Thursday, March 31, 2016

The Confrontationist

Most dictionaries define a confrontationist as a person who favors confrontation,esp aggressively.We are sometimes required to confront a misdeed,injustice or a blatant distortion of facts but that would not make us a confrontationist.I would label someone a cofrontationist if s/he always chooses to oppose whatever is being said or done.Someone who is never on the same page.

Try your best,but you will not be able to extract concurrence from such persons.Having known a few such individuals,I have tried giving out a statement with which I am sure the said person will have no issue;but s/he jumps to the other side in the blink of an eye and I am left gaping.

A group of friends may be having a casual discussion about something.Everybody may not have identical views but the disagreements would be cordial and others' opinions would not be trashed outright.In jumps the confrontationist to prove that they are all wrong and only s/he is right.In an instant the hero of the story has spoilt the pitch of the conversation and taken up the level of discomfort many notches.

Most do not like to take the acrimony any further and allow such people to have the last word.This gives them the satisfaction of having been certified (by silent vote) the wisest and the cleverest.It inflates their ego and feeds their self-esteem.If only they were less self-obsessed and more perceptive,they would have fathomed others' discomfiture before they patted their own back.

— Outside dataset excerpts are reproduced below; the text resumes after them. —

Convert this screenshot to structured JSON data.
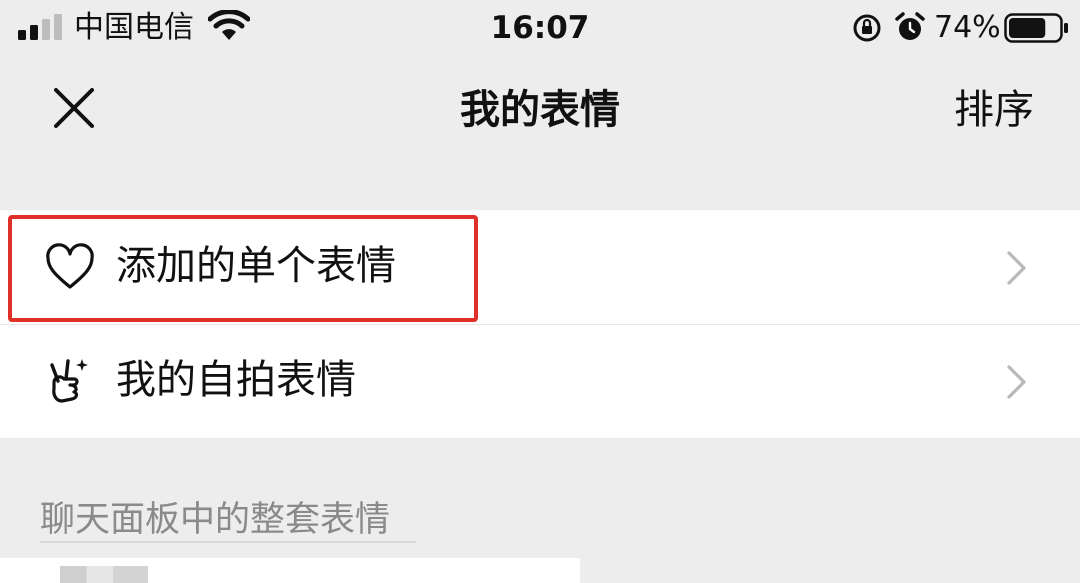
{
  "status_bar": {
    "carrier": "中国电信",
    "time": "16:07",
    "battery_percent": "74%",
    "battery_level": 0.74,
    "icons": [
      "signal-icon",
      "wifi-icon",
      "rotation-lock-icon",
      "alarm-icon",
      "battery-icon"
    ]
  },
  "nav": {
    "title": "我的表情",
    "sort_label": "排序",
    "close_icon": "close-icon"
  },
  "list": {
    "items": [
      {
        "label": "添加的单个表情",
        "icon": "heart-icon",
        "highlighted": true
      },
      {
        "label": "我的自拍表情",
        "icon": "selfie-hand-icon",
        "highlighted": false
      }
    ]
  },
  "section": {
    "header": "聊天面板中的整套表情"
  },
  "colors": {
    "background": "#ededed",
    "card": "#ffffff",
    "highlight": "#e0302a",
    "section_text": "#8a8a8a"
  }
}
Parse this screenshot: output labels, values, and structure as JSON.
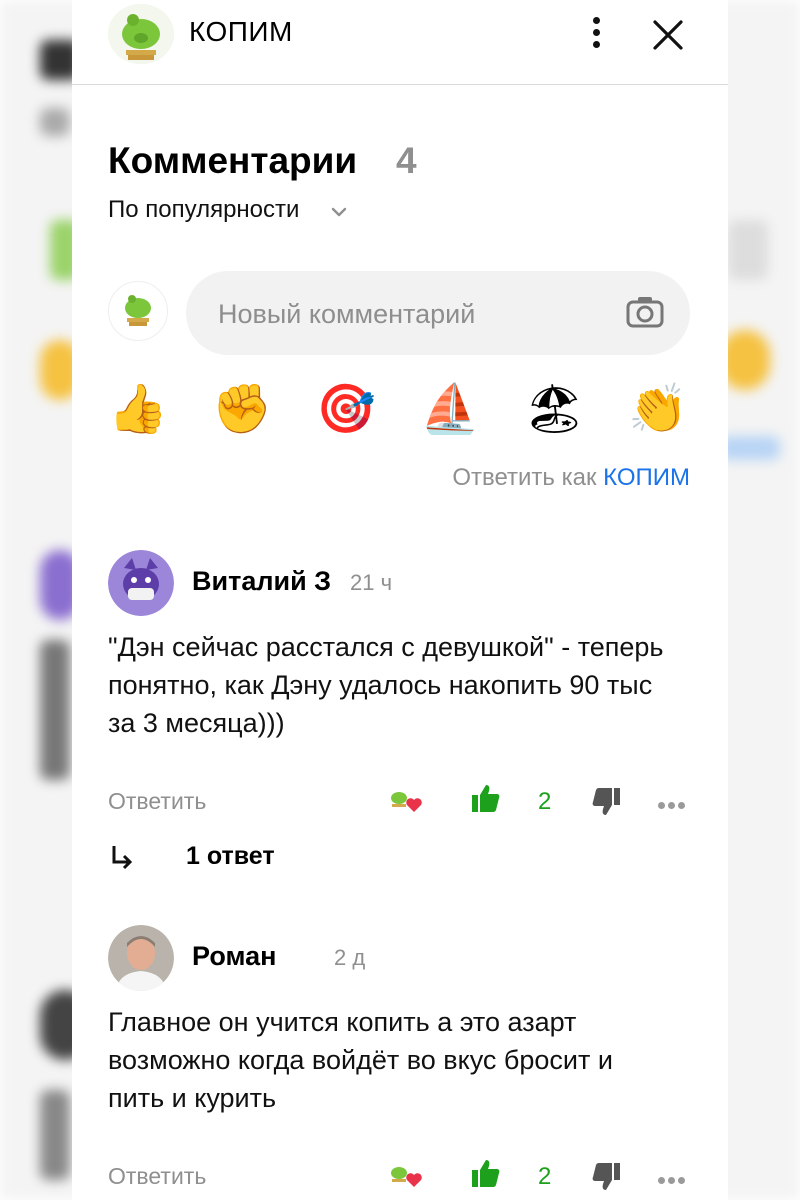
{
  "channel": {
    "name": "КОПИМ"
  },
  "comments_header": {
    "title": "Комментарии",
    "count": "4"
  },
  "sort": {
    "label": "По популярности"
  },
  "new_comment": {
    "placeholder": "Новый комментарий"
  },
  "quick_emojis": [
    "👍",
    "✊",
    "🎯",
    "⛵",
    "🏖",
    "👏"
  ],
  "reply_as": {
    "prefix": "Ответить как",
    "name": "КОПИМ"
  },
  "comments": [
    {
      "author": "Виталий З",
      "time": "21 ч",
      "text": "\"Дэн сейчас расстался с девушкой\" - теперь понятно, как Дэну удалось накопить 90 тыс за 3 месяца)))",
      "reply_label": "Ответить",
      "likes": "2",
      "replies_label": "1 ответ"
    },
    {
      "author": "Роман",
      "time": "2 д",
      "text": "Главное он учится копить а это азарт возможно когда войдёт во вкус бросит и пить и курить",
      "reply_label": "Ответить",
      "likes": "2"
    }
  ],
  "colors": {
    "accent_link": "#1a73e8",
    "like_green": "#1da11d",
    "muted": "#8f8f8f"
  },
  "icons": [
    "piggy-bank-avatar",
    "kebab-menu-icon",
    "close-icon",
    "chevron-down-icon",
    "camera-icon",
    "thumbs-up-icon",
    "thumbs-down-icon",
    "more-dots-icon",
    "reply-arrow-icon"
  ]
}
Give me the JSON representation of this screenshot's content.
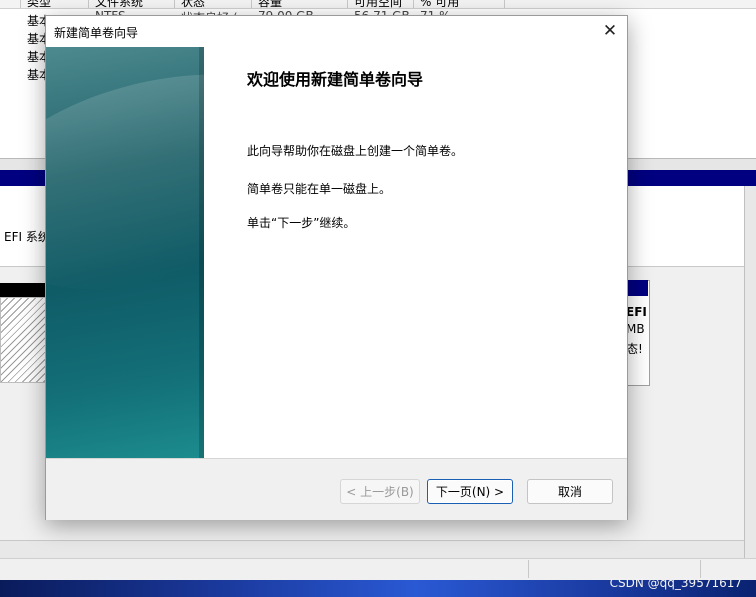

Why do people do this?It could hardly be a pleasant feeling to see everybody fall silent after you have uttered your pearls of wisdom.But obviously,this escapes their keen observation.They are intelligent and quick witted.That is why they can can produce a plausible argument in a jiffy.But they fail to realize what this does to their reputation.

Once again--why do they do this?Perhaps they have an innate urge to jack up their self-worth and polish their image.A deep seated feeling of inferiority drives them.They are on a never-ending crusade to better their image.

Nothing wrong in that.But they fail to realize that such behavior spins them down the popularity chart.It is self defeating.Since they are oath-bound to oppose the prevailing consensus they often end up contradicting today what they had affirmed yesterday.This naturally exposes the shallowness of their thinking and puts a question mark on the veracity of their utterances even when they are right.

I admire those who speak out against injustice,oppose cruelty or take up cudgels to rectify wrongs.But always opposing everything merely to establish that they are a cut above the rest not only defeats their purpose but also antagonizes others.If only they were more amiable and rational they would be blessed with a positive,wholesome personality and many more friends.Try telling it to them-they are sure to contradict you.